Last evening I decided to trek up Montjuic, a hill that is in the middle of Barcelona. I remember reading a long time back (probably on my last visit here) that there was a nice hiking path up Montjuic, and decided to go, without any plan. I conveniently forgot to look up the hiking path, and instead consulted google maps on the phone.

After a while the route got boring (this was after I had passed Placa Espanya). At around the same time I had started climbing the hill, and the combination of the elevation and lack of interesting things around (there were no shops or people or anything of interest on that road) made me want to turn back. I had almost turned back when I hit a bus stop, and bus number 55 came there. And off I climbed and went.

The bus dropped me at the bottom of the Montjuic Funicular, and I thought I’ll take that. But the steep price (EUR 11 for both ways) put me off, and a helpful tourist office nearby told me that the peak was 20 minutes walk away. I did the walk in 10, only to be confronted by another queue – for tickets to go into the castle. I decided to have a look around before I went in.

Going around the castle towards the side that faced the sea, this is what I saw:

barcaport

 

And I sat there, stunned. There were other people sitting or standing in the same area, most of them couples.
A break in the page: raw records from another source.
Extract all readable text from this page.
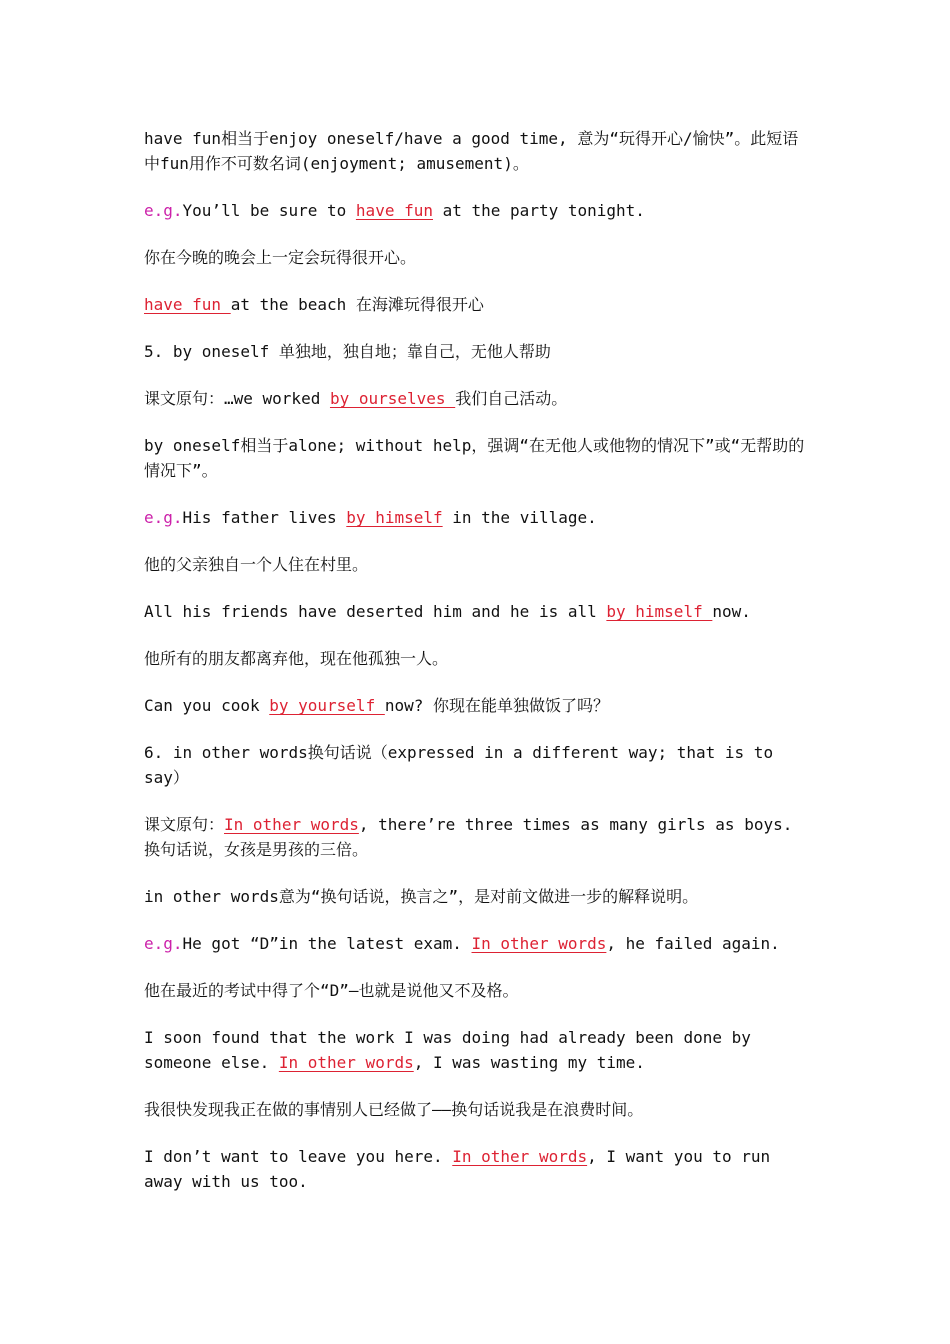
have fun相当于enjoy oneself/have a good time, 意为“玩得开心/愉快”。此短语中fun用作不可数名词(enjoyment; amusement)。

e.g.You’ll be sure to have fun at the party tonight.

你在今晚的晚会上一定会玩得很开心。

have fun at the beach 在海滩玩得很开心

5. by oneself 单独地，独自地；靠自己，无他人帮助

课文原句：…we worked by ourselves 我们自己活动。

by oneself相当于alone; without help，强调“在无他人或他物的情况下”或“无帮助的情况下”。

e.g.His father lives by himself in the village.

他的父亲独自一个人住在村里。

All his friends have deserted him and he is all by himself now.

他所有的朋友都离弃他，现在他孤独一人。

Can you cook by yourself now? 你现在能单独做饭了吗？

6. in other words换句话说（expressed in a different way; that is to say）

课文原句：In other words, there’re three times as many girls as boys. 换句话说，女孩是男孩的三倍。

in other words意为“换句话说，换言之”，是对前文做进一步的解释说明。

e.g.He got “D”in the latest exam. In other words, he failed again.

他在最近的考试中得了个“D”—也就是说他又不及格。

I soon found that the work I was doing had already been done by someone else. In other words, I was wasting my time.

我很快发现我正在做的事情别人已经做了——换句话说我是在浪费时间。

I don’t want to leave you here. In other words, I want you to run away with us too.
And most of them seemed like they were looking out at the sea as they sat there. The sea held no interest to me, however, though my object of interest had something to do with the sea. It was the Barcelona harbour!

I had never before seen a container terminal in operation, and here was one, right under where I was standing, in full flow. There were three ships docked, each of a different size. Containers had been stacked up all over the terminal, as if they were lego blocks. You had these machines that were roaming all over the place, which would pick up containers and place them elsewhere. And then you had these forklifts  stackers with orange claws which would place load and unload containers to/from ships.

Just to stand there and watch this operation was mindblowing, and I stood hence for about half an hour. I noticed some nooks in the Montjuic castle where some couples were cuddled up. These nooks gave a great view of the container terminal. So I harboured visions of cosying up in one of these nooks with the wife, watching the operations of the Barcelona container terminal, analysing the operational effectiveness of the place and the algorithms involved. But then the wife was at school, and so I moved on.

On my way back I “got lost” again, as I wandered on some hiking paths past some of the infrastructure that I understand had been built for the 1992 Olympic games. Once again I got “bailed out” by a bus stop, and a bus that dropped me at a point in town that I had been to earlier. “Problem reduced to known problem”, I exclaimed and walked home from there.

For visitors to Barcelona I would highly recommend going up Montjuic. I have no clue what the castle is like, for I didn’t go in. The hiking paths are supposed to be good but I didn’t explore much of that. Yet, it is a fantastic place to go to and watch global commerce in action, as trucks roll in and out of the container terminal, only to be divested of their containers by these machines that place them aside and then transport them on to the ships. It has to be seen to be believed!